Despite what alcohol breath might suggest, it is not simply beer or wine lingering in someone’s mouth that smells. As the liver works to process alcohol (a toxin), the compounds that make it up linger in other places throughout our body—including the blood, brain, and lungs. The smell is the result of the broken down components of alcohol, not of the actual substance itself.

Dr. Michael P. Hlastala, a professor emeritus from the University of Washington, is one of the country’s leading experts on the physiology of alcohol. He says the odor is more complex than we think. “You’re not really smelling alcohol, you’re smelling the congeners—compounds that give alcohol its flavor,” Hlastala tells Yahoo Lifestyle. “The congeners stay in the body longer than the alcohol, depending on the individual. The fact that you have the smell could mean that you had alcohol the night before or that you had it that morning.”

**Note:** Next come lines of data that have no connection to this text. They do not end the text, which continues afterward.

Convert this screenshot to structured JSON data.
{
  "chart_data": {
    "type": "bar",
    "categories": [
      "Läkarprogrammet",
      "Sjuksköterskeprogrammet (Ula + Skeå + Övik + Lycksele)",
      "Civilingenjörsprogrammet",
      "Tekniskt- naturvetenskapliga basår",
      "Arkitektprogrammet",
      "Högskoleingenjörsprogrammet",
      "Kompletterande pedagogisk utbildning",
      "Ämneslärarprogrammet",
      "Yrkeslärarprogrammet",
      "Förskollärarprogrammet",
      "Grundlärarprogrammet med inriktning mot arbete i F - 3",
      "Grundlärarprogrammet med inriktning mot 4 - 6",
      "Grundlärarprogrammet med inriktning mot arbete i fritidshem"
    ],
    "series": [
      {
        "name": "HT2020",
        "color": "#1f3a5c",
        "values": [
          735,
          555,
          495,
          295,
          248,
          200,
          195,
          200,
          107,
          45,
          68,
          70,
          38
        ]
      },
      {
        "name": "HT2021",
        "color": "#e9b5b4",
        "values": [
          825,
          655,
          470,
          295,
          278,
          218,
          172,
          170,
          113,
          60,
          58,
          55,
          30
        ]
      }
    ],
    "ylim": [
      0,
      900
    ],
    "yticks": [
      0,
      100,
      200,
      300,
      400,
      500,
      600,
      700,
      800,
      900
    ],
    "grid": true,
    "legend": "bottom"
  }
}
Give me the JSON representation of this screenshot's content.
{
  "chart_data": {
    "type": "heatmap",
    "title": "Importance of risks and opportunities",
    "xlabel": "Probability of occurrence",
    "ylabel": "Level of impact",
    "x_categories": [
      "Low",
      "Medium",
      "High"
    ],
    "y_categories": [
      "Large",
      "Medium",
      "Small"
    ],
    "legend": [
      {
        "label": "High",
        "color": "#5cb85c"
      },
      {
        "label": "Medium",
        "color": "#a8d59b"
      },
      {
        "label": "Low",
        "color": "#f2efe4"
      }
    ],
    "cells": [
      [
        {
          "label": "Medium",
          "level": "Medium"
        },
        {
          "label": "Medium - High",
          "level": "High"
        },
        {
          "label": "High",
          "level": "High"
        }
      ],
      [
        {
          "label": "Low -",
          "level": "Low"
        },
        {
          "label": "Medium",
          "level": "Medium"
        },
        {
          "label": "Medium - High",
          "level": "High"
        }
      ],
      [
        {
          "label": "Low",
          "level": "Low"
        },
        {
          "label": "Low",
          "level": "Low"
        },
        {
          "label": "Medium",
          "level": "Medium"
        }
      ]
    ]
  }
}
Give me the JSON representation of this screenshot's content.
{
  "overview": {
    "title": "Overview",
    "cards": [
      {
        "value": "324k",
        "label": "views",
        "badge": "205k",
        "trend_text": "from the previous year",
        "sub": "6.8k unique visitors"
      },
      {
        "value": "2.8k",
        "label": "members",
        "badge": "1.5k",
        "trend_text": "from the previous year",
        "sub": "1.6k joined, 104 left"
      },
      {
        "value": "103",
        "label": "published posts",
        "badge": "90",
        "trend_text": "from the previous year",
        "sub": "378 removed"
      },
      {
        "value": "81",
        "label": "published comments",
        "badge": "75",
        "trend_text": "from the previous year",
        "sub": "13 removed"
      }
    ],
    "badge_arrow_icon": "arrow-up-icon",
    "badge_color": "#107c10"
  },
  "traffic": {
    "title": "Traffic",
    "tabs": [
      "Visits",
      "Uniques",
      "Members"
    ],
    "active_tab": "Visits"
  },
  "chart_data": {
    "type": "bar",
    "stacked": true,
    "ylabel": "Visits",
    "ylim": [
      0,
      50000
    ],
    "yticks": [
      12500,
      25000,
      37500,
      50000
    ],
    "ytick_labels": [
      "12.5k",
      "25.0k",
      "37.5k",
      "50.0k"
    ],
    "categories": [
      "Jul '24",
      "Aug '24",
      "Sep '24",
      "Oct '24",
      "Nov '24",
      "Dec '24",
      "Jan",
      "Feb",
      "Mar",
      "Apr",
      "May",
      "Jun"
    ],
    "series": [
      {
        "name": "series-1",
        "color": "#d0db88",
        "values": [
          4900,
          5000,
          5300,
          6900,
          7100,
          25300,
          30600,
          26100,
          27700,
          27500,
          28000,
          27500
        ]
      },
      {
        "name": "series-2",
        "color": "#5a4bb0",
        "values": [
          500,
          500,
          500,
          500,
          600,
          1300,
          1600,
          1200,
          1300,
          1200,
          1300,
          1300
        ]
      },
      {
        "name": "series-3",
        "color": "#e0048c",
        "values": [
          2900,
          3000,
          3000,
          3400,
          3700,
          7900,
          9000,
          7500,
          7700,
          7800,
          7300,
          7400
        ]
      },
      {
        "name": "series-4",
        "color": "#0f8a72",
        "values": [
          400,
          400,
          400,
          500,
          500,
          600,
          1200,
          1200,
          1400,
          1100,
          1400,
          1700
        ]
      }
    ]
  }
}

Hlastala says men tend to process alcohol more slowly than women (a result of women having a higher water and fat content), as do people who don’t drink regularly. “The smell of alcohol is poorly correlated with the actual concentration of alcohol in the system,” Hlastala says. “It’s more related to the recency of drinking, because it means those chemicals are still in the body. It’s not an absolute indicator but it likely means there was drinking at some point.”

Hlastala, who has been doing alcohol testimony in courtrooms for 35 years, says that alcohol odor can’t be used to test alcohol levels through a breathalyzer. “What you’re measuring in the breathalyzer is the actual concentration of alcohol in the breath,” he says. “What happens there is that the alcohol comes from your blood into the air in your lungs and you exhale that amount. So it’s an indirect indicator of what’s in the blood.” Alcohol odor and breathalyzers, in other words, are unrelated.

So while it’s wrong to suggest that the alcohol smell means Nunberg consumed a large amount of alcohol, it is safe to say that it means he consumed some in the time leading up to his interviews. How long before depends on how quickly his body processes it, which is impossible to know. But with the knowledge that congeners can stay in the system long after the alcohol, there is room to argue that Nunberg was sober and simply coming off a recent binge. If so, that was one epic hangover.